[The Judgment House by Gilbert Parker]@TWC D-Link bookThe Judgment House CHAPTER III 12/39
She was only twenty-two, and though her emancipation had been accomplished in its way somewhat in advance of her generation, it had its origin in a very early period of her life, when she had been allowed to read books of verse--Shelley, Byron, Shakespeare, Verlaine, Rossetti, Swinburne, and many others--unchallenged and unguided.
The understanding of things, reserved for "the wise and prudent," had been at first vaguely and then definitely conveyed to her by slow but subtle means--an apprehension from instinct, not from knowledge.
There had never been a shock to her mind. The knowledge of things had grown imperceptibly, and most of life's ugly meanings were known--at a great distance, to be sure, but still known.
Yet there came a sudden half-angry feeling when she heard Rudyard Byng say, so loosely, that Al'Mah had kissed him.
Was it possible, then, that a man, that any man, thought she might hear such things without resentment; that any man thought her to know so much of life that it did not matter what was said?
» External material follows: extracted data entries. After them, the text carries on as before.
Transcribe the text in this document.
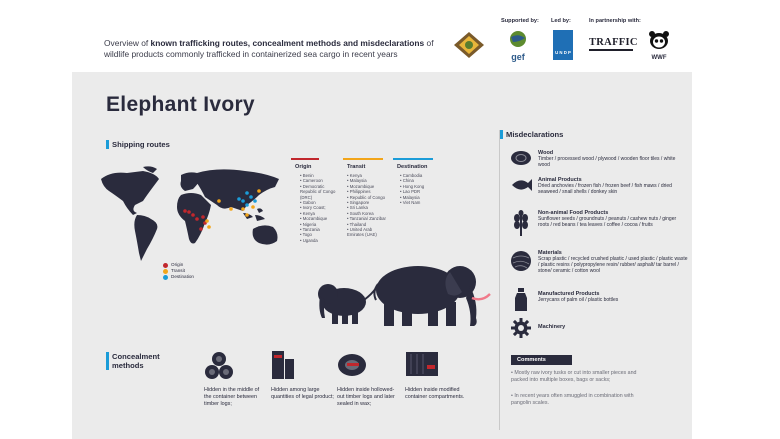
Overview of known trafficking routes, concealment methods and misdeclarations of wildlife products commonly trafficked in containerized sea cargo in recent years

Supported by: Led by:	In partnership with:
gef	U N D P
TRAFFIC
WWF
Elephant Ivory
Shipping routes
Origin
Transit
Destination
Origin
• Benin
• Cameroon
• Democratic Republic of Congo (DRC)
• Gabon
• Ivory Coast;
• Kenya
• Mozambique
• Nigeria
• Tanzania
• Togo
• Uganda
Transit
• Kenya
• Malaysia
• Mozambique
• Philippines
• Republic of Congo
• Singapore
• Sri Lanka
• South Korea
• Tanzania/ Zanzibar
• Thailand
• United Arab Emirates (UAE)
Destination
• Cambodia
• China
• Hong Kong
• Lao PDR
• Malaysia
• Viet Nam
Concealment
methods
Hidden in the middle of the container between timber logs;
Hidden among large quantities of legal product;
Hidden inside hollowed-out timber logs and later sealed in wax;
Hidden inside modified container compartments.
Misdeclarations
Wood
Timber / processed wood / plywood / wooden floor tiles / white wood
Animal Products
Dried anchovies / frozen fish / frozen beef / fish maws / dried seaweed / snail shells / donkey skin
Non-animal Food Products
Sunflower seeds / groundnuts / peanuts / cashew nuts / ginger roots / red beans / tea leaves / coffee / cocoa / fruits
Materials
Scrap plastic / recycled crushed plastic / used plastic / plastic waste / plastic resins / polypropylene resin/ rubber/ asphalt/ tar barrel / stone/ ceramic / cotton wool
Manufactured Products
Jerrycans of palm oil / plastic bottles
Machinery
Comments
• Mostly raw ivory tusks or cut into smaller pieces and packed into multiple boxes, bags or sacks;
• In recent years often smuggled in combination with pangolin scales.
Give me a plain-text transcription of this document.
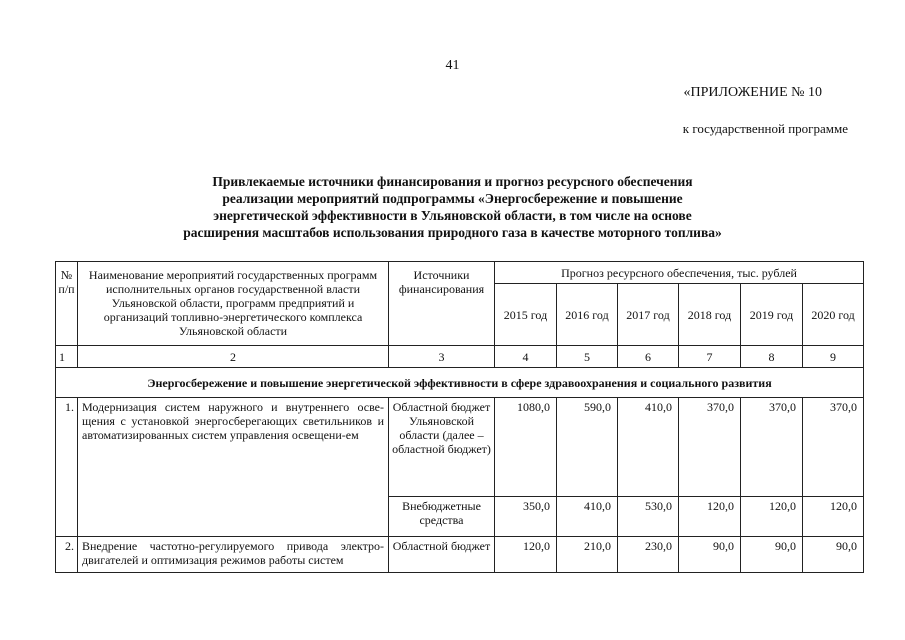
41
«ПРИЛОЖЕНИЕ № 10
к государственной программе
Привлекаемые источники финансирования и прогноз ресурсного обеспечения
реализации мероприятий подпрограммы «Энергосбережение и повышение
энергетической эффективности в Ульяновской области, в том числе на основе
расширения масштабов использования природного газа в качестве моторного топлива»
№ п/п	Наименование мероприятий государственных программ исполнительных органов государственной власти Ульяновской области, программ предприятий и организаций топливно-энергетического комплекса Ульяновской области	Источники финансирования	Прогноз ресурсного обеспечения, тыс. рублей					
			2015 год	2016 год	2017 год	2018 год	2019 год	2020 год
1	2	3	4	5	6	7	8	9
Энергосбережение и повышение энергетической эффективности в сфере здравоохранения и социального развития								
1.	Модернизация систем наружного и внутреннего осве-щения с установкой энергосберегающих светильников и автоматизированных систем управления освещени-ем	Областной бюджет Ульяновской области (далее – областной бюджет)	1080,0	590,0	410,0	370,0	370,0	370,0
		Внебюджетные средства	350,0	410,0	530,0	120,0	120,0	120,0
2.	Внедрение частотно-регулируемого привода электро-двигателей и оптимизация режимов работы систем	Областной бюджет	120,0	210,0	230,0	90,0	90,0	90,0
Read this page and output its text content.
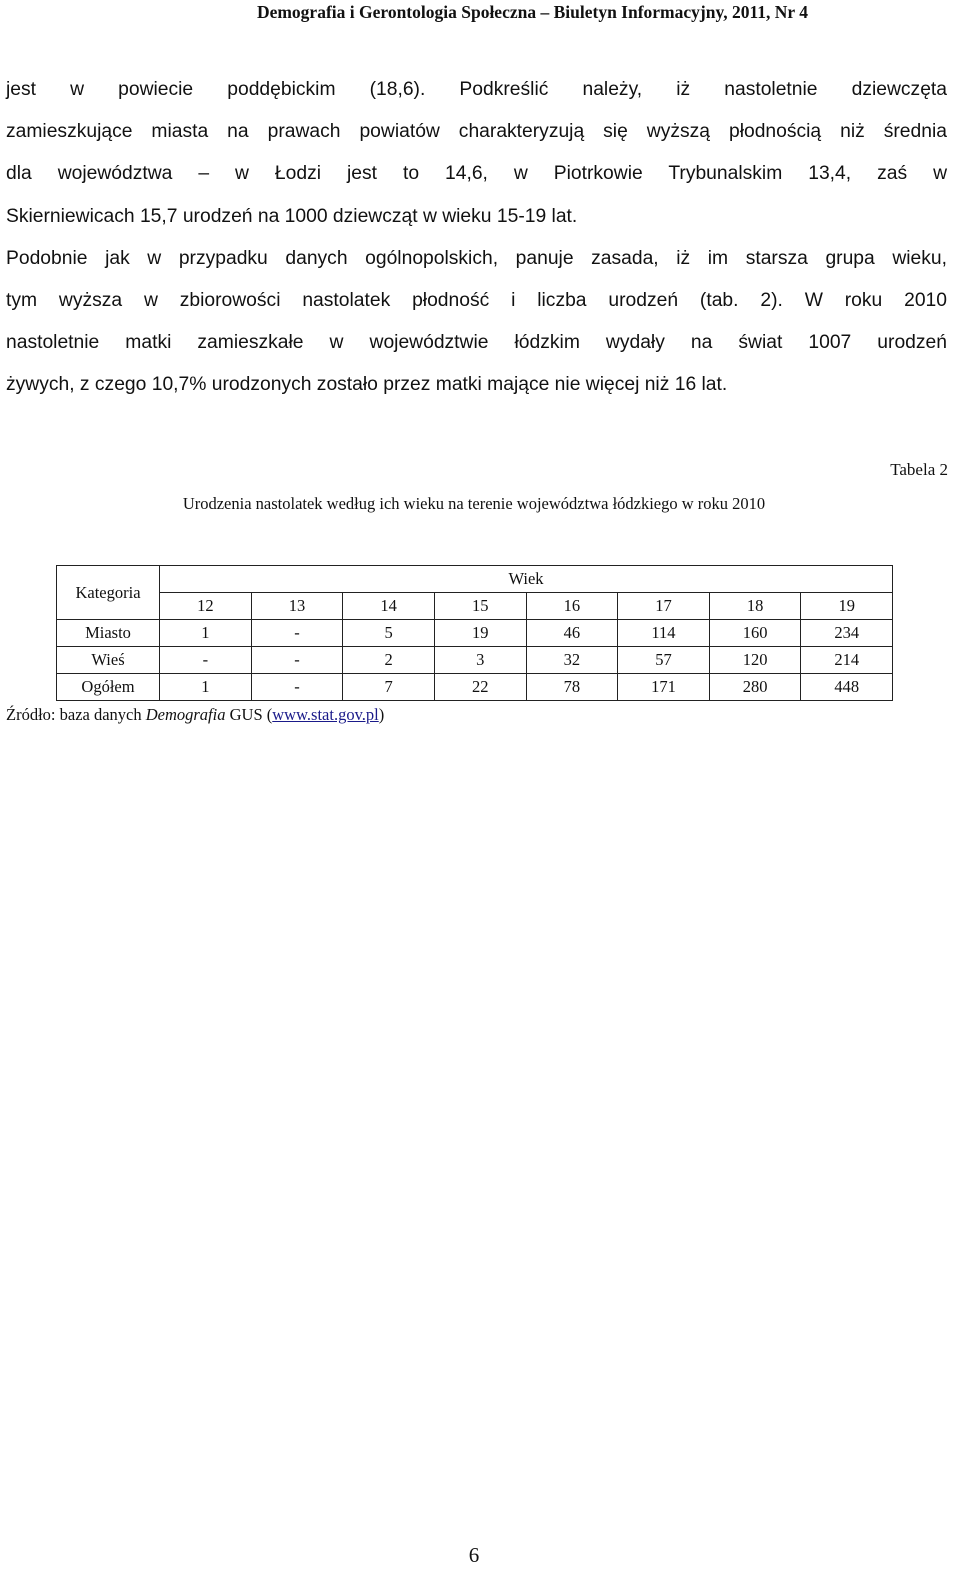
Demografia i Gerontologia Społeczna – Biuletyn Informacyjny, 2011, Nr 4
jest w powiecie poddębickim (18,6). Podkreślić należy, iż nastoletnie dziewczęta
zamieszkujące miasta na prawach powiatów charakteryzują się wyższą płodnością niż średnia
dla województwa – w Łodzi jest to 14,6, w Piotrkowie Trybunalskim 13,4, zaś w
Skierniewicach 15,7 urodzeń na 1000 dziewcząt w wieku 15-19 lat.
Podobnie jak w przypadku danych ogólnopolskich, panuje zasada, iż im starsza grupa wieku,
tym wyższa w zbiorowości nastolatek płodność i liczba urodzeń (tab. 2). W roku 2010
nastoletnie matki zamieszkałe w województwie łódzkim wydały na świat 1007 urodzeń
żywych, z czego 10,7% urodzonych zostało przez matki mające nie więcej niż 16 lat.
Tabela 2
Urodzenia nastolatek według ich wieku na terenie województwa łódzkiego w roku 2010
Kategoria	Wiek							
	12	13	14	15	16	17	18	19
Miasto	1	-	5	19	46	114	160	234
Wieś	-	-	2	3	32	57	120	214
Ogółem	1	-	7	22	78	171	280	448
Źródło: baza danych Demografia GUS (www.stat.gov.pl)
6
Did her outward appearance, then, bear such false evidence? He did not understand quite, yet he saw that she misunderstood, and he handled the situation with a tact which seemed hardly to belong to a man of his training and calibre. "She thought no more of kissing me," he continued, presently, in a calm voice--"a man she had seen only once before, and was not likely to see again, than would a child of five.